Sam Bankman Fried explique ses techniques d’arbitrage



Ancien trader d’ETF à Jane Street, Sam Bankman-Fried a développé une valeur nette de 9 milliards de dollars grâce au trading de crypto en trois ans et demi. Il a expliqué que son succès venait d’opportunités d’arbitrage lucratives dans la crypto.

Bankman-Fried a lancé une société de crypto-trading appelée Alameda Research en 2017. La société gère désormais plus de 100 millions de dollars d’actifs numériques. Les transactions à grande échelle de la société ont fait de Bankman-Fried un milliardaire autodidacte à l’âge de 29 ans. Il est également PDG et fondateur de FTX Exchange, une bourse de négociation de dérivés de crypto-monnaie.

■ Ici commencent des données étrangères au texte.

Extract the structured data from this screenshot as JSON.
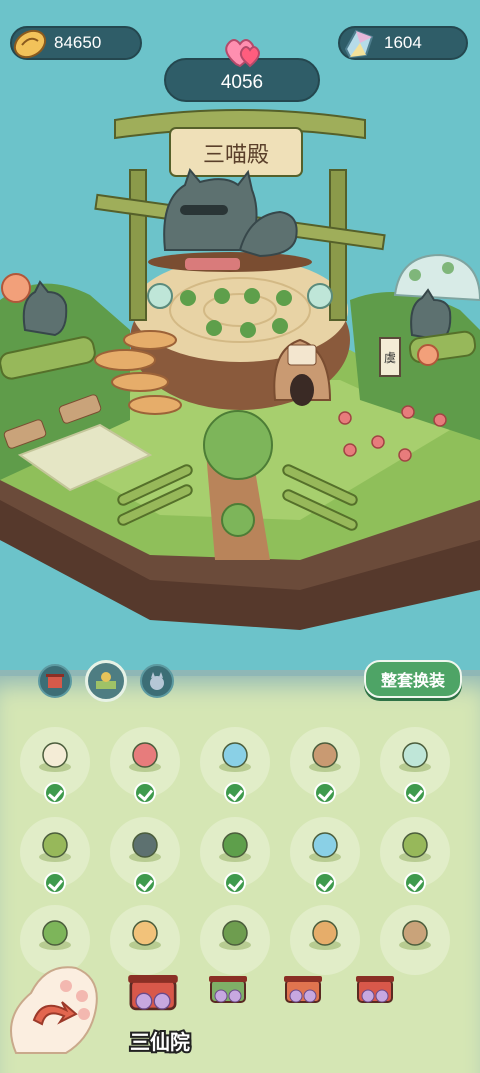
{
  "resources": {
    "coins": "84650",
    "hearts": "4056",
    "gems": "1604"
  },
  "scene": {
    "temple_sign": "三喵殿",
    "scroll_glyph": "虞"
  },
  "tabs": [
    {
      "icon": "shrine-tab-icon"
    },
    {
      "icon": "garden-tab-icon"
    },
    {
      "icon": "cat-tab-icon"
    }
  ],
  "panel": {
    "swap_all_label": "整套换装"
  },
  "items": [
    {
      "icon": "scroll-icon",
      "equipped": true
    },
    {
      "icon": "flower-plant-icon",
      "equipped": true
    },
    {
      "icon": "spirit-cat-plant-icon",
      "equipped": true
    },
    {
      "icon": "hut-icon",
      "equipped": true
    },
    {
      "icon": "lantern-icon",
      "equipped": true
    },
    {
      "icon": "bamboo-cat-icon",
      "equipped": true
    },
    {
      "icon": "sleeping-cat-statue-icon",
      "equipped": true
    },
    {
      "icon": "clover-icon",
      "equipped": true
    },
    {
      "icon": "blue-flower-plant-icon",
      "equipped": true
    },
    {
      "icon": "bamboo-fence-icon",
      "equipped": true
    },
    {
      "icon": "bush-icon",
      "equipped": false
    },
    {
      "icon": "stool-icon",
      "equipped": false
    },
    {
      "icon": "pine-icon",
      "equipped": false
    },
    {
      "icon": "mushroom-icon",
      "equipped": false
    },
    {
      "icon": "stump-icon",
      "equipped": false
    }
  ],
  "sets": [
    {
      "label": "三仙院",
      "selected": true
    },
    {
      "label": "",
      "selected": false
    },
    {
      "label": "",
      "selected": false
    },
    {
      "label": "",
      "selected": false
    }
  ],
  "colors": {
    "sky": "#6cc3ca",
    "panel": "#d5e6b4",
    "button_green": "#4ea466",
    "pill": "#2f5d68"
  }
}
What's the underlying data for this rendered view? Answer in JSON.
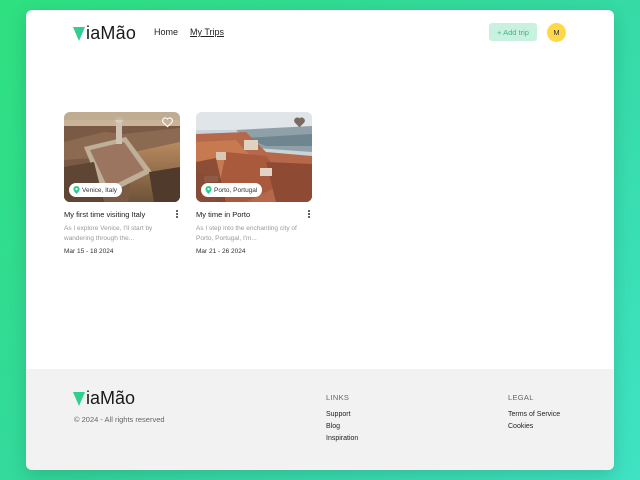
{
  "brand": {
    "name": "iaMão",
    "accent": "#2ecf8f"
  },
  "nav": {
    "home": "Home",
    "my_trips": "My Trips"
  },
  "header": {
    "add_trip": "+ Add trip",
    "avatar_initial": "M"
  },
  "trips": [
    {
      "location": "Venice, Italy",
      "title": "My first time visiting Italy",
      "description": "As I explore Venice, I'll start by wandering through the...",
      "dates": "Mar 15 - 18 2024"
    },
    {
      "location": "Porto, Portugal",
      "title": "My time in Porto",
      "description": "As I step into the enchanting city of Porto, Portugal, I'm...",
      "dates": "Mar 21 - 26 2024"
    }
  ],
  "footer": {
    "copyright": "© 2024 - All rights reserved",
    "links_title": "LINKS",
    "links": [
      "Support",
      "Blog",
      "Inspiration"
    ],
    "legal_title": "LEGAL",
    "legal": [
      "Terms of Service",
      "Cookies"
    ]
  }
}
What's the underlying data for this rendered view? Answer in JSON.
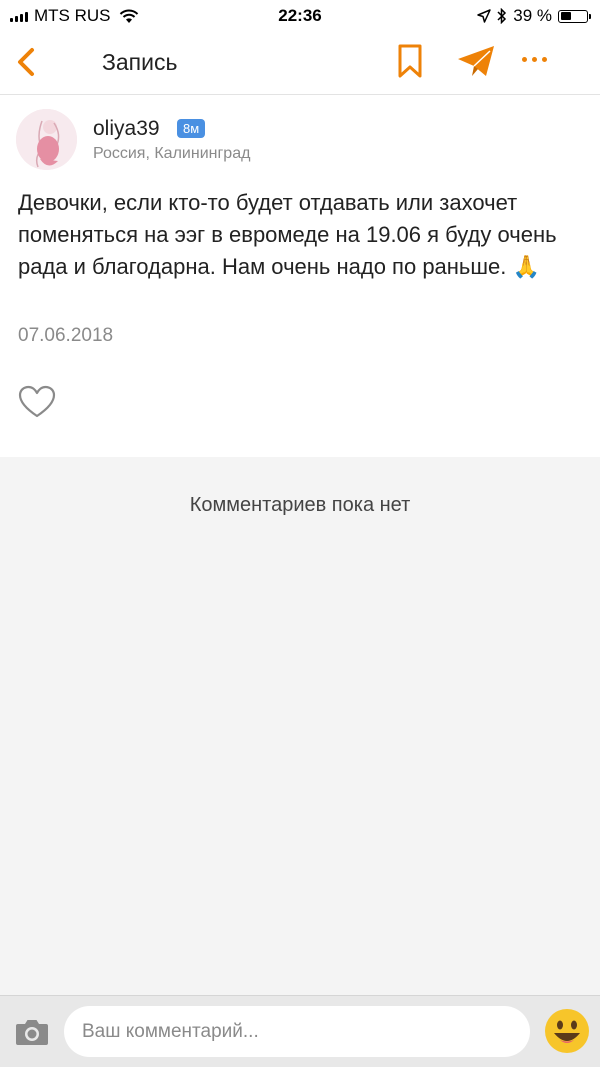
{
  "status_bar": {
    "carrier": "MTS RUS",
    "time": "22:36",
    "battery": "39 %"
  },
  "nav": {
    "title": "Запись"
  },
  "post": {
    "author": "oliya39",
    "badge": "8м",
    "location": "Россия, Калининград",
    "text": "Девочки, если кто-то будет отдавать или захочет поменяться на ээг в евромеде на 19.06 я буду очень рада и благодарна. Нам очень надо по раньше. 🙏",
    "date": "07.06.2018"
  },
  "comments": {
    "empty_text": "Комментариев пока нет"
  },
  "composer": {
    "placeholder": "Ваш комментарий..."
  },
  "colors": {
    "accent": "#ee8208",
    "badge": "#4a90e2"
  }
}
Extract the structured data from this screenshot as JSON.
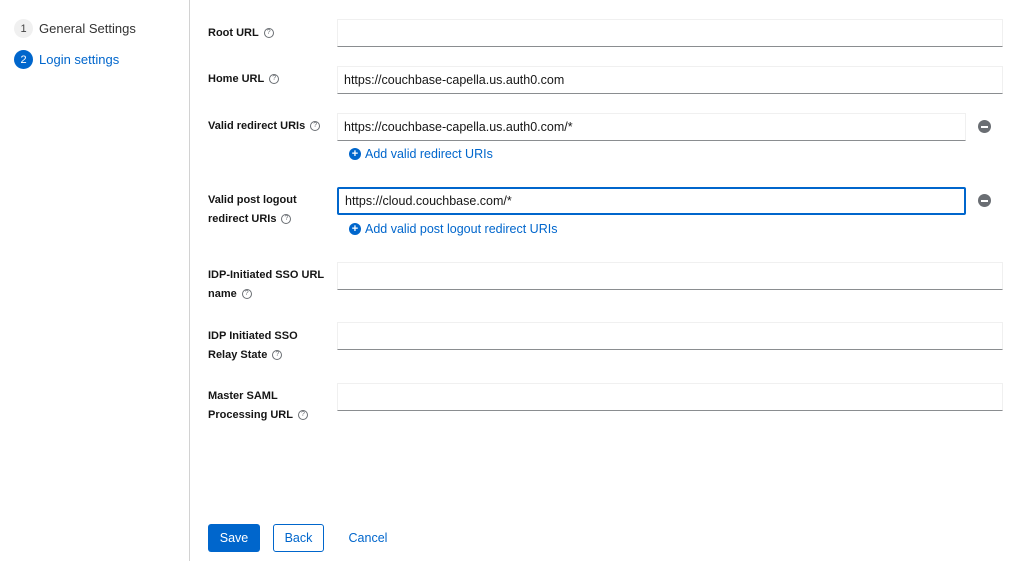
{
  "wizard_steps": [
    {
      "number": "1",
      "label": "General Settings"
    },
    {
      "number": "2",
      "label": "Login settings"
    }
  ],
  "help_glyph": "?",
  "fields": {
    "root_url": {
      "label": "Root URL",
      "value": ""
    },
    "home_url": {
      "label": "Home URL",
      "value": "https://couchbase-capella.us.auth0.com"
    },
    "valid_redirect": {
      "label": "Valid redirect URIs",
      "value": "https://couchbase-capella.us.auth0.com/*",
      "add_label": "Add valid redirect URIs"
    },
    "post_logout": {
      "label_line1": "Valid post logout",
      "label_line2": "redirect URIs",
      "value": "https://cloud.couchbase.com/*",
      "add_label": "Add valid post logout redirect URIs"
    },
    "idp_sso_name": {
      "label_line1": "IDP-Initiated SSO URL",
      "label_line2": "name",
      "value": ""
    },
    "idp_relay": {
      "label_line1": "IDP Initiated SSO",
      "label_line2": "Relay State",
      "value": ""
    },
    "master_saml": {
      "label_line1": "Master SAML",
      "label_line2": "Processing URL",
      "value": ""
    }
  },
  "buttons": {
    "save": "Save",
    "back": "Back",
    "cancel": "Cancel"
  },
  "colors": {
    "primary": "#0066cc",
    "icon_gray": "#6a6e73"
  }
}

En entrant sur les marchés de la cryptographie, il a découvert que Bitcoin augmentait très rapidement en termes de volumes de négociation. Cela signifiait qu’il y aurait également des écarts de prix importants, ce qui le rendrait idéal pour l’arbitrage, en profitant des différences de prix.

Le Kimchi Premium

Une opportunité qu’il a exploitée était ce qu’on appelle la prime de kimchi. Alors que Bitcoin coûtait environ 10000 USD aux États-Unis, il se négociait à 15000 USD sur les bourses coréennes. Cela était dû à une énorme demande de Bitcoin en Corée, a déclaré Bankman-Fried.

Autour de son apogée, il y avait une vaste diffusion d’environ 50%, a-t-il déclaré. Cependant, comme le won coréen est une monnaie réglementée, il était difficile de faire évoluer cet arbitrage. Bankman-Fried a déclaré:

«Beaucoup ont trouvé un moyen de le faire pour les petites tailles. Très, très difficile de le faire pour une grande taille, même s’il y a des milliards de dollars par jour d’échange de volume parce que vous ne pouviez pas décharger facilement le won coréen pour des non-crypto.

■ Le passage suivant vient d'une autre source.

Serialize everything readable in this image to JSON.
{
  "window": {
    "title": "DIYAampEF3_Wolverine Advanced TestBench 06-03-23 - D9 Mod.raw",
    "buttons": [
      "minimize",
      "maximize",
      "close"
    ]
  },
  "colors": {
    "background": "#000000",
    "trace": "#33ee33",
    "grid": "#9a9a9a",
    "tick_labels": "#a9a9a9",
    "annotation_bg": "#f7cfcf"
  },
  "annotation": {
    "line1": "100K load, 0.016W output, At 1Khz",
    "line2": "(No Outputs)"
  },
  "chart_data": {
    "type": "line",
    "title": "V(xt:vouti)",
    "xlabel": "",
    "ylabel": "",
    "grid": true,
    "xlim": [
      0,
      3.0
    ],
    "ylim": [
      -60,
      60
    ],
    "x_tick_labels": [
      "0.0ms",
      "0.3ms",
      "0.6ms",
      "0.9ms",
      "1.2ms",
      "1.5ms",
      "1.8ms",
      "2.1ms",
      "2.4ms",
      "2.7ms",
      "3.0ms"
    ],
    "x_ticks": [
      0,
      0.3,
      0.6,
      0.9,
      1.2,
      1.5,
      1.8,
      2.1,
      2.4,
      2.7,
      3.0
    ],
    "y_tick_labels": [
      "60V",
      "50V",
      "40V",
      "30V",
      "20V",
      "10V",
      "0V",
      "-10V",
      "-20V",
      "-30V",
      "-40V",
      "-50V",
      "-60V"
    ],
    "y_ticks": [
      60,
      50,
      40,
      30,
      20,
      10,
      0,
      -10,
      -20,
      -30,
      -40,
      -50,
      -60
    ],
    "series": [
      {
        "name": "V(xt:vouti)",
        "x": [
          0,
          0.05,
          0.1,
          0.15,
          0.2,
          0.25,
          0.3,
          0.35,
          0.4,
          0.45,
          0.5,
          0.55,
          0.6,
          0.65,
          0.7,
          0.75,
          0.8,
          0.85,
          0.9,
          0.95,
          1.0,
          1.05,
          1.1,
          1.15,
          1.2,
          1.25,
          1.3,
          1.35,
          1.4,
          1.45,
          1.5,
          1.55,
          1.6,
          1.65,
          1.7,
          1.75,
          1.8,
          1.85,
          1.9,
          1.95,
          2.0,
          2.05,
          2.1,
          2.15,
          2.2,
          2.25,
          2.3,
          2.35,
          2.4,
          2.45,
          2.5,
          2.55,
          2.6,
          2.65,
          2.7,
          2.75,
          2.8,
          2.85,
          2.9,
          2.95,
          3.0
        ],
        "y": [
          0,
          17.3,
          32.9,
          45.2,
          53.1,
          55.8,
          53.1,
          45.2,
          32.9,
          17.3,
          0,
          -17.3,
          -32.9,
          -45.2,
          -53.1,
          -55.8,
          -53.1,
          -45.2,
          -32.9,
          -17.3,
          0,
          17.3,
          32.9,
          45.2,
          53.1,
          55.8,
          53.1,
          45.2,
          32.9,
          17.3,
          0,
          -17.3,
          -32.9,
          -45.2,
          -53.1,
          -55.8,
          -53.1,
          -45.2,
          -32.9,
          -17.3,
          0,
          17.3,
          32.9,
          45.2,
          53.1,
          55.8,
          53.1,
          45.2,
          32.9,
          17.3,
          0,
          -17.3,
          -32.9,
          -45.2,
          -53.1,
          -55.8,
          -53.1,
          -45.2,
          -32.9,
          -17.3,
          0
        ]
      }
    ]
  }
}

Bien que loin d’être aussi importante, la prime existe toujours aujourd’hui. Selon CryptoQuant, la prime est cotée à 18%.

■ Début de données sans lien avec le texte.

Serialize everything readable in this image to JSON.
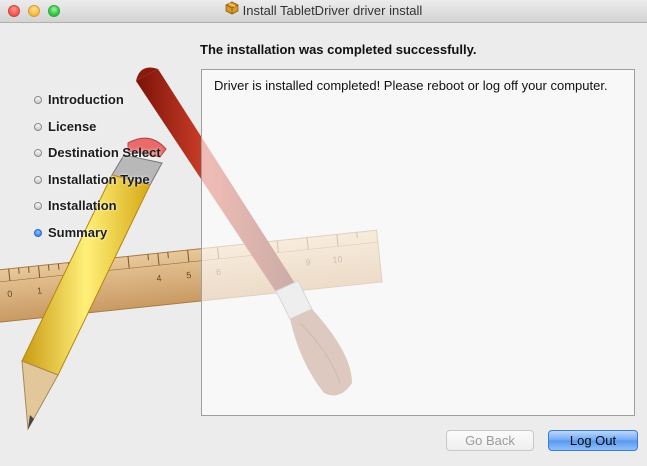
{
  "window": {
    "title": "Install TabletDriver driver install",
    "title_icon": "package-icon"
  },
  "heading": "The installation was completed successfully.",
  "steps": [
    {
      "label": "Introduction",
      "active": false
    },
    {
      "label": "License",
      "active": false
    },
    {
      "label": "Destination Select",
      "active": false
    },
    {
      "label": "Installation Type",
      "active": false
    },
    {
      "label": "Installation",
      "active": false
    },
    {
      "label": "Summary",
      "active": true
    }
  ],
  "content": {
    "message": "Driver is installed completed! Please reboot  or log off  your computer."
  },
  "buttons": {
    "back_label": "Go Back",
    "back_enabled": false,
    "logout_label": "Log Out"
  },
  "ruler_numbers": [
    "0",
    "1",
    "4",
    "5",
    "6",
    "9",
    "10"
  ],
  "colors": {
    "accent": "#3b86f0",
    "window_bg": "#ececec"
  }
}
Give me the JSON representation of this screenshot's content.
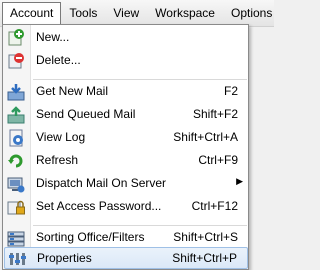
{
  "menubar": {
    "items": [
      "Account",
      "Tools",
      "View",
      "Workspace",
      "Options"
    ]
  },
  "menu": {
    "new": {
      "label": "New...",
      "icon": "add-icon"
    },
    "delete": {
      "label": "Delete...",
      "icon": "delete-icon"
    },
    "get_new_mail": {
      "label": "Get New Mail",
      "shortcut": "F2",
      "icon": "get-mail-icon"
    },
    "send_queued_mail": {
      "label": "Send Queued Mail",
      "shortcut": "Shift+F2",
      "icon": "send-mail-icon"
    },
    "view_log": {
      "label": "View Log",
      "shortcut": "Shift+Ctrl+A",
      "icon": "log-icon"
    },
    "refresh": {
      "label": "Refresh",
      "shortcut": "Ctrl+F9",
      "icon": "refresh-icon"
    },
    "dispatch": {
      "label": "Dispatch Mail On Server",
      "icon": "dispatch-icon"
    },
    "set_access_password": {
      "label": "Set Access Password...",
      "shortcut": "Ctrl+F12",
      "icon": "lock-icon"
    },
    "sorting": {
      "label": "Sorting Office/Filters",
      "shortcut": "Shift+Ctrl+S",
      "icon": "filter-icon"
    },
    "properties": {
      "label": "Properties",
      "shortcut": "Shift+Ctrl+P",
      "icon": "properties-icon"
    }
  },
  "colors": {
    "highlight_border": "#9fc0e6",
    "highlight_fill": "#dbe8f7"
  }
}
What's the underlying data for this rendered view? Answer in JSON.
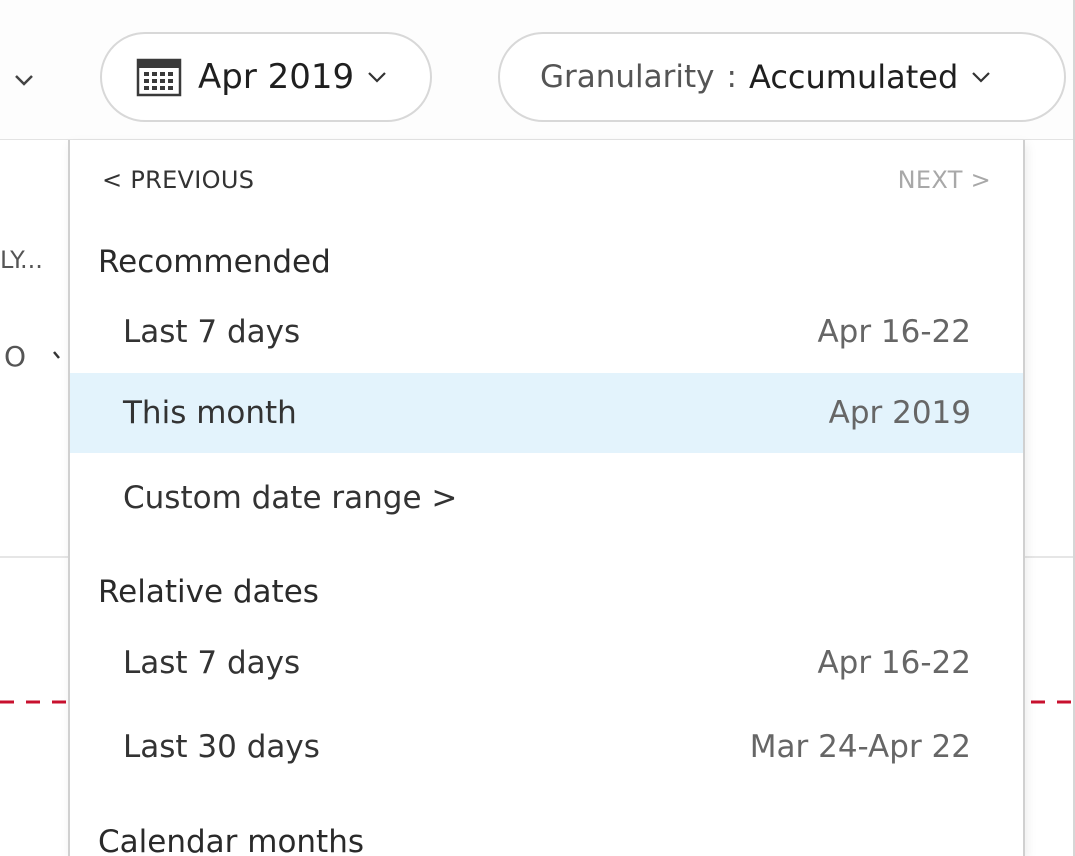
{
  "toolbar": {
    "date_picker": {
      "label": "Apr 2019",
      "icon": "calendar-icon"
    },
    "granularity": {
      "label": "Granularity",
      "separator": ":",
      "value": "Accumulated"
    }
  },
  "background": {
    "fragment_1": "LY...",
    "fragment_2": "O",
    "dashed_line_color": "#c8102e"
  },
  "dropdown": {
    "previous_label": "< PREVIOUS",
    "next_label": "NEXT >",
    "sections": {
      "recommended": {
        "title": "Recommended",
        "items": [
          {
            "label": "Last 7 days",
            "value": "Apr 16-22"
          },
          {
            "label": "This month",
            "value": "Apr 2019",
            "selected": true
          },
          {
            "label": "Custom date range >",
            "value": ""
          }
        ]
      },
      "relative": {
        "title": "Relative dates",
        "items": [
          {
            "label": "Last 7 days",
            "value": "Apr 16-22"
          },
          {
            "label": "Last 30 days",
            "value": "Mar 24-Apr 22"
          }
        ]
      },
      "calendar": {
        "title": "Calendar months"
      }
    }
  },
  "colors": {
    "selected_row_bg": "#e3f3fc",
    "disabled_text": "#a8a8a8"
  }
}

10% de rendement quotidien au Japon

Bankman-Fried a ensuite cherché une opportunité similaire sur d’autres marchés, qu’il a trouvée au Japon. Il a dit:

«Il n’échangeait pas tout à fait la même prime. Mais il se négociait à une prime de 15% environ au sommet, au lieu de 50%. »

Après avoir acheté du Bitcoin pour 10000 dollars aux États-Unis, les investisseurs pourraient l’envoyer à une bourse japonaise. Là, ils pourraient le vendre pour 11 500 dollars de yens japonais. À ce stade, ils pourraient reconvertir le montant en dollars.

En raison de la nature mondiale du commerce et des virements électroniques impliqués, il faudrait jusqu’à une journée pour être exécuté. « Mais c’était faisable, et vous pouviez le mettre à l’échelle, en faisant littéralement 10% par jour de la semaine, ce qui est absolument insensé », a déclaré Bankman-Fried.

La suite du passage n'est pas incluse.